Keeping this in mind, I try not to be overly critical in this blog. Burger greatness is a personal assessment. Yet, when a certain restaurant is continually praised by critics, the general public usually falls in line. Which brings
us to R. F. O’Sullivan & Son, one of the most press-covered and praised burger
joints in the Boston area. So much attention has gone O’Sullivan’s way, people
show up these days just to see what all the talking is about. What’s curious about O’Sullivan's is, while there are many backers, there are also detractors, and everybody with an opinion is convinced
his is the right one. Including moi.
The stately exterior of R.F. O'Sullivan & Son |
On the Sunday Scott and I tried O’Sullivan's, the restaurant had been featured on The Phantom
Gourmet that very morning. By the time we
arrived, throngs of salivating carnivores were charging the entrance like
lemmings toward a cliff. Pulling to the curb, we saw Richard Sullivan, the
owner, out front on the sidewalk, smiling. And why wouldn’t he be? Free
advertising had once again blessed his little establishment, and the faithful were
flocking as if to Mecca.
Before heading inside, I asked Richard about his well known refusal to squash his
burgers with a spatula during cooking. He replied, in effect, that squashing
is akin to blasphemy. As if to dare people to question this belief, he also
defiantly forms his patties the size and shape of softballs.
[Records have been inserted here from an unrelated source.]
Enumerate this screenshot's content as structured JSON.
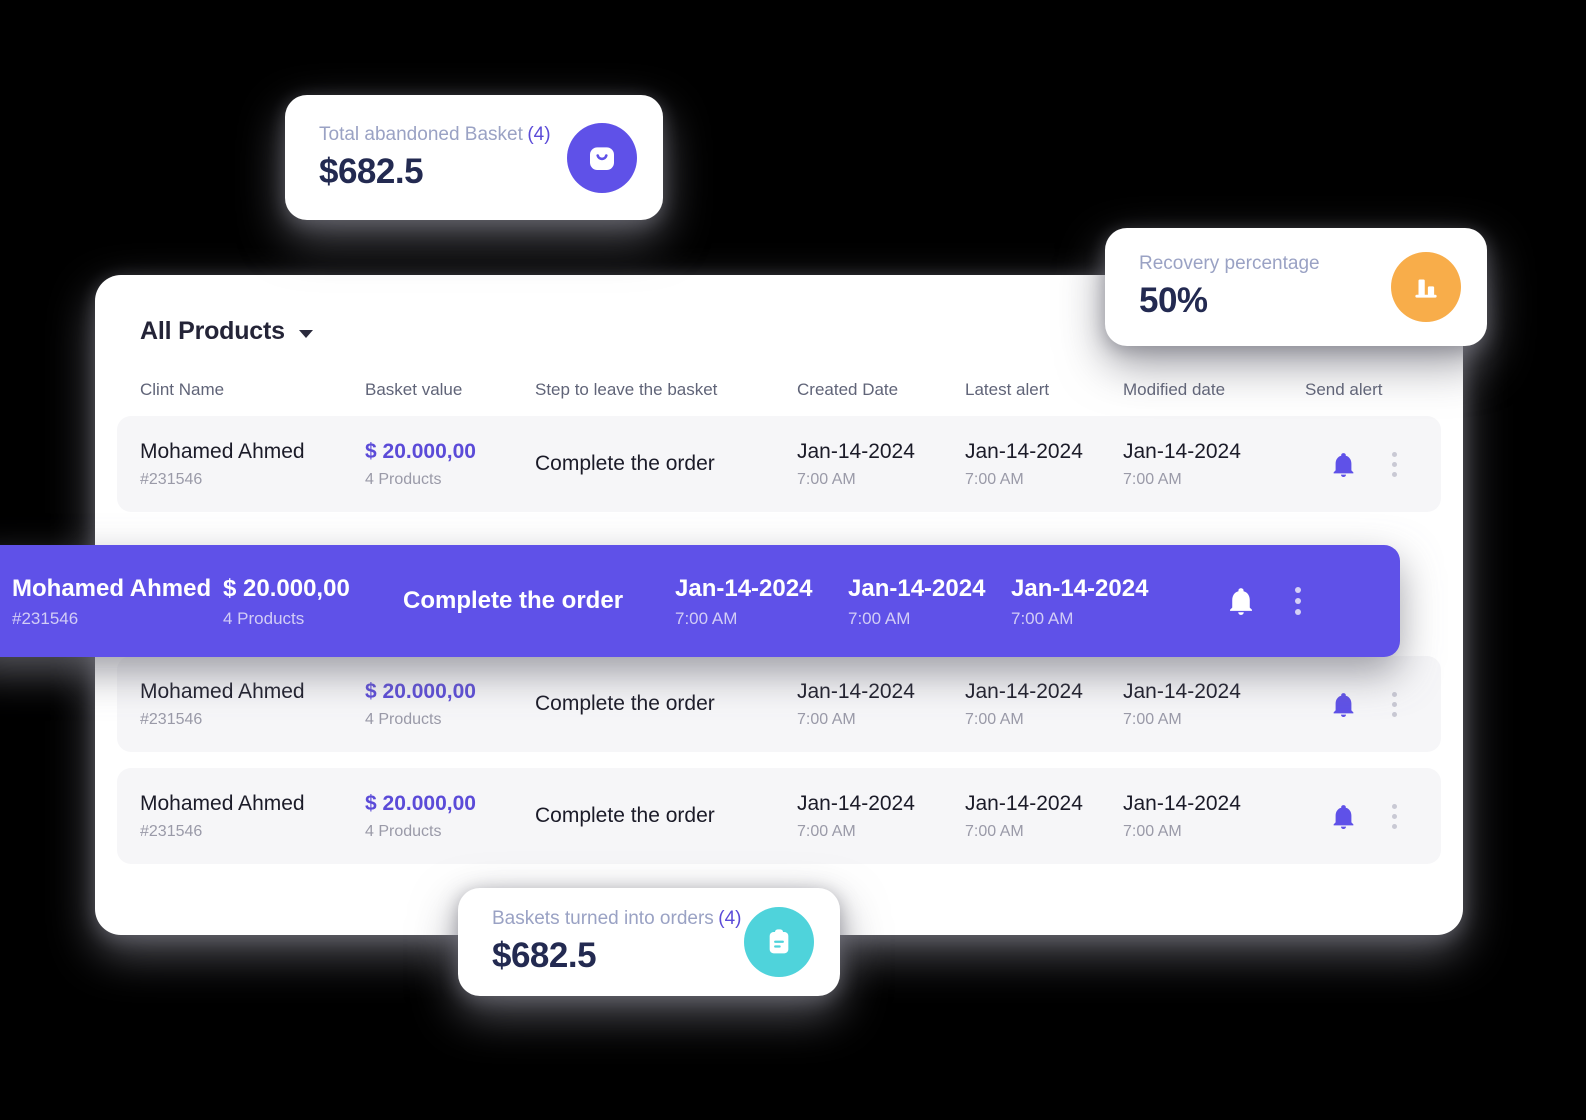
{
  "panel": {
    "title": "All Products",
    "caret_icon": "chevron-down-icon",
    "columns": [
      "Clint Name",
      "Basket value",
      "Step to leave the basket",
      "Created Date",
      "Latest alert",
      "Modified date",
      "Send alert"
    ],
    "rows": [
      {
        "client_name": "Mohamed Ahmed",
        "client_id": "#231546",
        "basket_value": "$ 20.000,00",
        "products": "4 Products",
        "step": "Complete the order",
        "created_date": "Jan-14-2024",
        "created_time": "7:00 AM",
        "latest_alert_date": "Jan-14-2024",
        "latest_alert_time": "7:00 AM",
        "modified_date": "Jan-14-2024",
        "modified_time": "7:00 AM",
        "bell_icon": "bell-icon",
        "menu_icon": "more-vertical-icon"
      },
      {
        "client_name": "Mohamed Ahmed",
        "client_id": "#231546",
        "basket_value": "$ 20.000,00",
        "products": "4 Products",
        "step": "Complete the order",
        "created_date": "Jan-14-2024",
        "created_time": "7:00 AM",
        "latest_alert_date": "Jan-14-2024",
        "latest_alert_time": "7:00 AM",
        "modified_date": "Jan-14-2024",
        "modified_time": "7:00 AM",
        "bell_icon": "bell-icon",
        "menu_icon": "more-vertical-icon"
      },
      {
        "client_name": "Mohamed Ahmed",
        "client_id": "#231546",
        "basket_value": "$ 20.000,00",
        "products": "4 Products",
        "step": "Complete the order",
        "created_date": "Jan-14-2024",
        "created_time": "7:00 AM",
        "latest_alert_date": "Jan-14-2024",
        "latest_alert_time": "7:00 AM",
        "modified_date": "Jan-14-2024",
        "modified_time": "7:00 AM",
        "bell_icon": "bell-icon",
        "menu_icon": "more-vertical-icon"
      }
    ],
    "selected_row": {
      "client_name": "Mohamed Ahmed",
      "client_id": "#231546",
      "basket_value": "$ 20.000,00",
      "products": "4 Products",
      "step": "Complete the order",
      "created_date": "Jan-14-2024",
      "created_time": "7:00 AM",
      "latest_alert_date": "Jan-14-2024",
      "latest_alert_time": "7:00 AM",
      "modified_date": "Jan-14-2024",
      "modified_time": "7:00 AM",
      "bell_icon": "bell-icon",
      "menu_icon": "more-vertical-icon"
    }
  },
  "stats": {
    "abandoned": {
      "label": "Total abandoned Basket",
      "count": "(4)",
      "value": "$682.5",
      "icon": "shopping-bag-icon",
      "icon_color": "#5f51e8"
    },
    "recovery": {
      "label": "Recovery percentage",
      "count": "",
      "value": "50%",
      "icon": "bar-chart-icon",
      "icon_color": "#f8ad4a"
    },
    "orders": {
      "label": "Baskets turned into orders",
      "count": "(4)",
      "value": "$682.5",
      "icon": "clipboard-icon",
      "icon_color": "#4fd3db"
    }
  },
  "colors": {
    "accent_purple": "#5f51e8",
    "value_purple": "#5b4bd8",
    "orange": "#f8ad4a",
    "teal": "#4fd3db",
    "row_bg": "#f6f6f8",
    "dark_navy": "#232a51"
  }
}
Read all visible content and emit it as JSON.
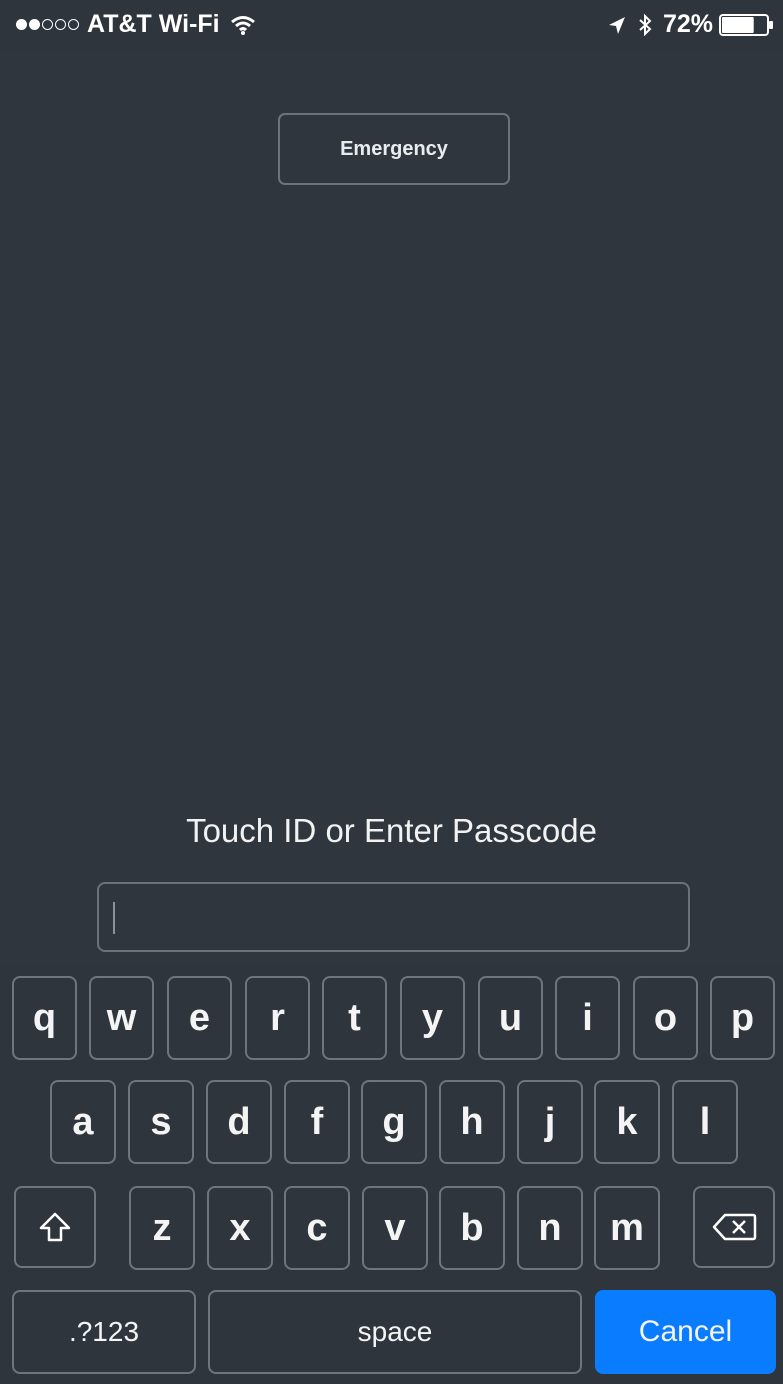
{
  "status_bar": {
    "signal_filled": 2,
    "signal_total": 5,
    "carrier": "AT&T Wi-Fi",
    "battery_percent_label": "72%",
    "battery_level": 0.72
  },
  "emergency": {
    "label": "Emergency"
  },
  "prompt": {
    "text": "Touch ID or Enter Passcode"
  },
  "passcode": {
    "value": ""
  },
  "keyboard": {
    "row1": [
      "q",
      "w",
      "e",
      "r",
      "t",
      "y",
      "u",
      "i",
      "o",
      "p"
    ],
    "row2": [
      "a",
      "s",
      "d",
      "f",
      "g",
      "h",
      "j",
      "k",
      "l"
    ],
    "row3": [
      "z",
      "x",
      "c",
      "v",
      "b",
      "n",
      "m"
    ],
    "mode_label": ".?123",
    "space_label": "space",
    "cancel_label": "Cancel"
  },
  "colors": {
    "background": "#2f363d",
    "key_border": "#6d767e",
    "cancel_blue": "#0a7cff"
  }
}
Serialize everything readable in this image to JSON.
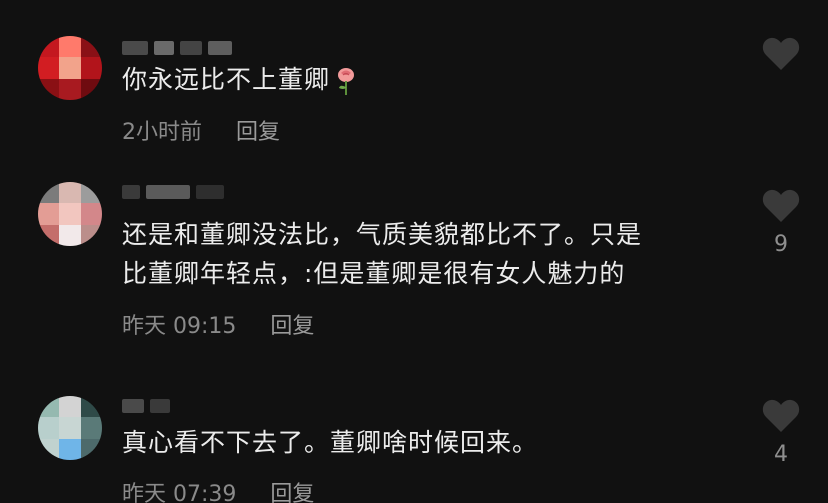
{
  "comments": [
    {
      "text": "你永远比不上董卿",
      "emoji": "rose-emoji",
      "time": "2小时前",
      "reply_label": "回复",
      "likes": "",
      "avatar_colors": [
        "#c4181f",
        "#ff7a6b",
        "#8a1016",
        "#d21d22",
        "#f2a38b",
        "#b2141b",
        "#8a1014",
        "#a81a20",
        "#6f0b10"
      ]
    },
    {
      "text_line1": "还是和董卿没法比，气质美貌都比不了。只是",
      "text_line2": "比董卿年轻点，:但是董卿是很有女人魅力的",
      "time": "昨天 09:15",
      "reply_label": "回复",
      "likes": "9",
      "avatar_colors": [
        "#7b7b7b",
        "#d9b8b1",
        "#9c9c9c",
        "#e39d95",
        "#f2c6bf",
        "#d3878a",
        "#c46e6b",
        "#f2e9ea",
        "#bb8e8b"
      ]
    },
    {
      "text": "真心看不下去了。董卿啥时候回来。",
      "time": "昨天 07:39",
      "reply_label": "回复",
      "likes": "4",
      "avatar_colors": [
        "#95b9b0",
        "#d3d3d3",
        "#2f4a48",
        "#b8cfcc",
        "#c8d6d3",
        "#5a7a78",
        "#c0d2cf",
        "#6fb5e8",
        "#4d6a6b"
      ]
    }
  ],
  "colors": {
    "background": "#111111",
    "text": "#ececec",
    "meta": "#8a8a8a",
    "heart": "#3a3a3a"
  }
}
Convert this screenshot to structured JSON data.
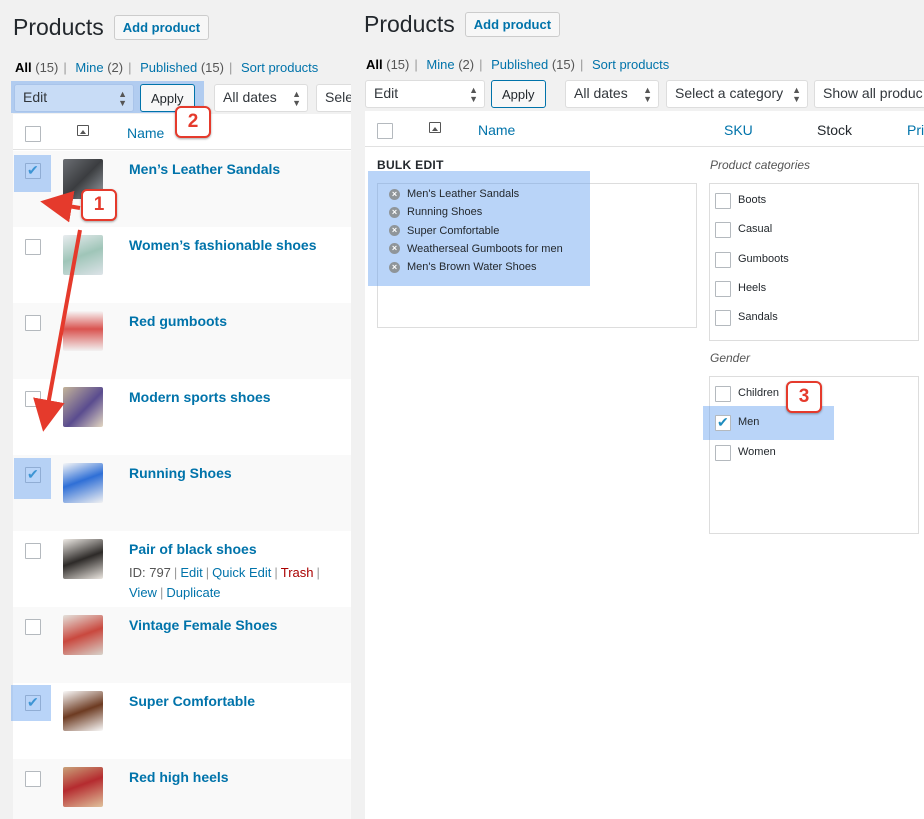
{
  "left": {
    "title": "Products",
    "add_product": "Add product",
    "views": [
      {
        "label": "All",
        "count": "(15)"
      },
      {
        "label": "Mine",
        "count": "(2)"
      },
      {
        "label": "Published",
        "count": "(15)"
      },
      {
        "label": "Sort products",
        "count": ""
      }
    ],
    "bulk_action": "Edit",
    "apply": "Apply",
    "date_filter": "All dates",
    "category_filter": "Sele",
    "col_name": "Name",
    "rows": [
      {
        "name": "Men’s Leather Sandals",
        "checked": true
      },
      {
        "name": "Women’s fashionable shoes",
        "checked": false
      },
      {
        "name": "Red gumboots",
        "checked": false
      },
      {
        "name": "Modern sports shoes",
        "checked": false
      },
      {
        "name": "Running Shoes",
        "checked": true
      },
      {
        "name": "Pair of black shoes",
        "checked": false
      },
      {
        "name": "Vintage Female Shoes",
        "checked": false
      },
      {
        "name": "Super Comfortable",
        "checked": true
      },
      {
        "name": "Red high heels",
        "checked": false
      }
    ],
    "row_actions": {
      "id": "ID: 797",
      "edit": "Edit",
      "quick_edit": "Quick Edit",
      "trash": "Trash",
      "view": "View",
      "duplicate": "Duplicate"
    }
  },
  "right": {
    "title": "Products",
    "add_product": "Add product",
    "views": [
      {
        "label": "All",
        "count": "(15)"
      },
      {
        "label": "Mine",
        "count": "(2)"
      },
      {
        "label": "Published",
        "count": "(15)"
      },
      {
        "label": "Sort products",
        "count": ""
      }
    ],
    "bulk_action": "Edit",
    "apply": "Apply",
    "date_filter": "All dates",
    "category_filter": "Select a category",
    "stock_filter": "Show all produc",
    "col_name": "Name",
    "col_sku": "SKU",
    "col_stock": "Stock",
    "col_price": "Pri",
    "bulk_edit_label": "BULK EDIT",
    "bulk_titles": [
      "Men's Leather Sandals",
      "Running Shoes",
      "Super Comfortable",
      "Weatherseal Gumboots for men",
      "Men's Brown Water Shoes"
    ],
    "categories_label": "Product categories",
    "categories": [
      "Boots",
      "Casual",
      "Gumboots",
      "Heels",
      "Sandals"
    ],
    "gender_label": "Gender",
    "genders": [
      {
        "label": "Children",
        "checked": false
      },
      {
        "label": "Men",
        "checked": true
      },
      {
        "label": "Women",
        "checked": false
      }
    ]
  },
  "badges": [
    "1",
    "2",
    "3"
  ],
  "colors": {
    "accent": "#0073aa",
    "highlight": "#64a0f0",
    "badge": "#e53a2c",
    "trash": "#aa0000"
  }
}
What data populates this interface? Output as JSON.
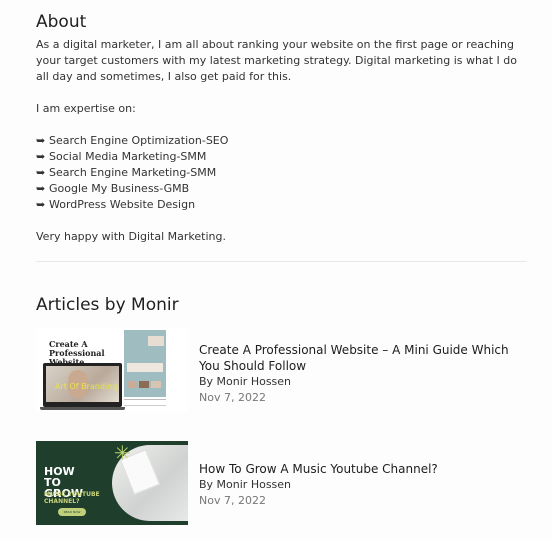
{
  "about": {
    "title": "About",
    "paragraph": "As a digital marketer, I am all about ranking your website on the first page or reaching your target customers with my latest marketing strategy. Digital marketing is what I do all day and sometimes, I also get paid for this.",
    "expertise_intro": "I am expertise on:",
    "bullet_glyph": "➥",
    "expertise": [
      "Search Engine Optimization-SEO",
      "Social Media Marketing-SMM",
      "Search Engine Marketing-SMM",
      "Google My Business-GMB",
      "WordPress Website Design"
    ],
    "closing": "Very happy with Digital Marketing."
  },
  "articles": {
    "title": "Articles by Monir",
    "items": [
      {
        "title": "Create A Professional Website – A Mini Guide Which You Should Follow",
        "author": "By Monir Hossen",
        "date": "Nov 7, 2022",
        "thumbnail": {
          "headline": "Create A Professional Website",
          "screen_text": "Art Of Branding"
        }
      },
      {
        "title": "How To Grow A Music Youtube Channel?",
        "author": "By Monir Hossen",
        "date": "Nov 7, 2022",
        "thumbnail": {
          "headline": "HOW TO GROW",
          "subheadline": "MUSIC YOUTUBE CHANNEL?",
          "button": "READ NOW"
        }
      }
    ]
  },
  "colors": {
    "background": "#fcfdfc",
    "text": "#333333",
    "date": "#777777",
    "divider": "#e8e8e8",
    "thumb2_bg": "#1f3f2c",
    "thumb2_accent": "#c8d37a"
  }
}
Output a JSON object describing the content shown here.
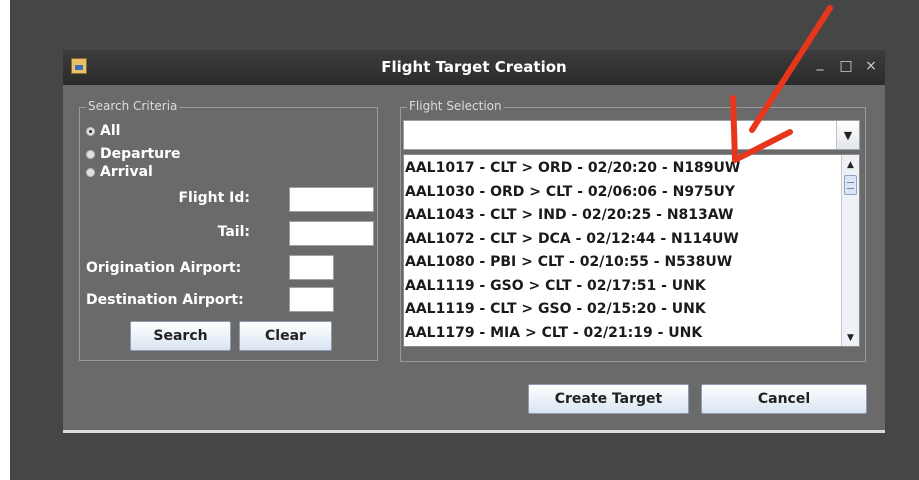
{
  "window": {
    "title": "Flight Target Creation",
    "minimize_glyph": "_",
    "maximize_glyph": "□",
    "close_glyph": "×"
  },
  "search_criteria": {
    "group_label": "Search Criteria",
    "radios": [
      {
        "label": "All",
        "selected": true
      },
      {
        "label": "Departure",
        "selected": false
      },
      {
        "label": "Arrival",
        "selected": false
      }
    ],
    "fields": {
      "flight_id": {
        "label": "Flight Id:",
        "value": ""
      },
      "tail": {
        "label": "Tail:",
        "value": ""
      },
      "origination_airport": {
        "label": "Origination Airport:",
        "value": ""
      },
      "destination_airport": {
        "label": "Destination Airport:",
        "value": ""
      }
    },
    "search_label": "Search",
    "clear_label": "Clear"
  },
  "flight_selection": {
    "group_label": "Flight Selection",
    "selected_value": "",
    "items": [
      "AAL1017 - CLT > ORD - 02/20:20 - N189UW",
      "AAL1030 - ORD > CLT - 02/06:06 - N975UY",
      "AAL1043 - CLT > IND - 02/20:25 - N813AW",
      "AAL1072 - CLT > DCA - 02/12:44 - N114UW",
      "AAL1080 - PBI > CLT - 02/10:55 - N538UW",
      "AAL1119 - GSO > CLT - 02/17:51 - UNK",
      "AAL1119 - CLT > GSO - 02/15:20 - UNK",
      "AAL1179 - MIA > CLT - 02/21:19 - UNK"
    ]
  },
  "buttons": {
    "create_target_label": "Create Target",
    "cancel_label": "Cancel"
  },
  "colors": {
    "annotation_arrow": "#e8361c",
    "window_body": "#6a6a6a",
    "titlebar": "#2f2f2f"
  },
  "icons": {
    "app": "java-app-icon",
    "combo": "dropdown-arrow-icon",
    "annotation": "red-arrow"
  }
}
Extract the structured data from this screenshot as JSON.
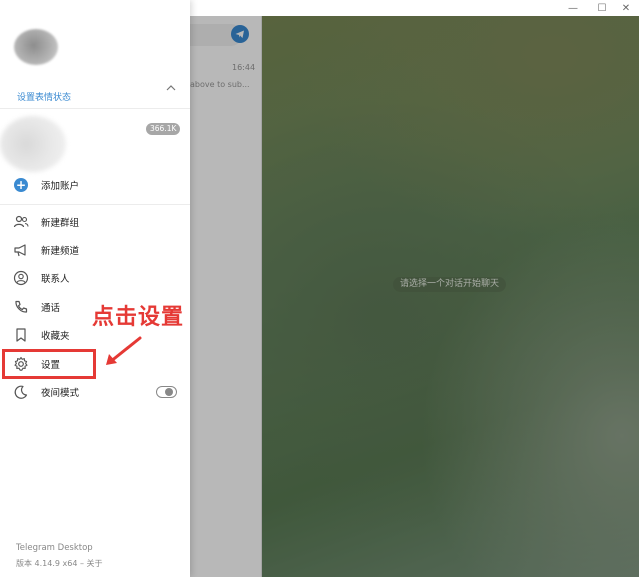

O'Sullivan's Cheddar and Onion Sauce Burger |
I understand the reason for not squashing a burger during
cooking. The more you squash, the more juice escapes. But wouldn't it be wise
to start with a shape that’s conducive to eating? No doubt O’Sullivan’s burgers are big and
juicy. A half pound of beef is used per burger, making it seem like a great
value; but bigger isn’t always better, juicy isn’t always delicious, and value rarely
equals excellence. For having so much juice, O’Sullivan’s burgers are surprisingly light on flavor. And because the patty is roundish, the burger is impossible
to keep together, let alone eat. It’s just a big hunk of meat with condiments sliding from under the top bun while non-seasoned juices drench the
bottom bun until it's a soggy mess. Which is exactly what happened to my
Cheddar and Onion Sauce Burger. Halfway through, I gave up and ate the remaining shrapnel with a fork.
Plus, the restaurant smelled of fish when we entered.
Okay, I’m being overly critical, but hearing continual praise compels me to speak up. The emperor is wearing
no clothes, people!
After finishing our burgers, Scott and I struck up a
conversation with the couple sitting next to us. They’d seen The
Phantom Gourmet segment earlier that morning and immediately drove up from Westport, MA to be a part of the scene. Sure enough, they had only accolades for the
burgers they’d eaten. But wouldn’t they have felt foolish driving all that way for subpar burgers? Could it be that subconscious factors influenced their evaluation?
As for me, I almost wished I'd stayed home and raked the leaves.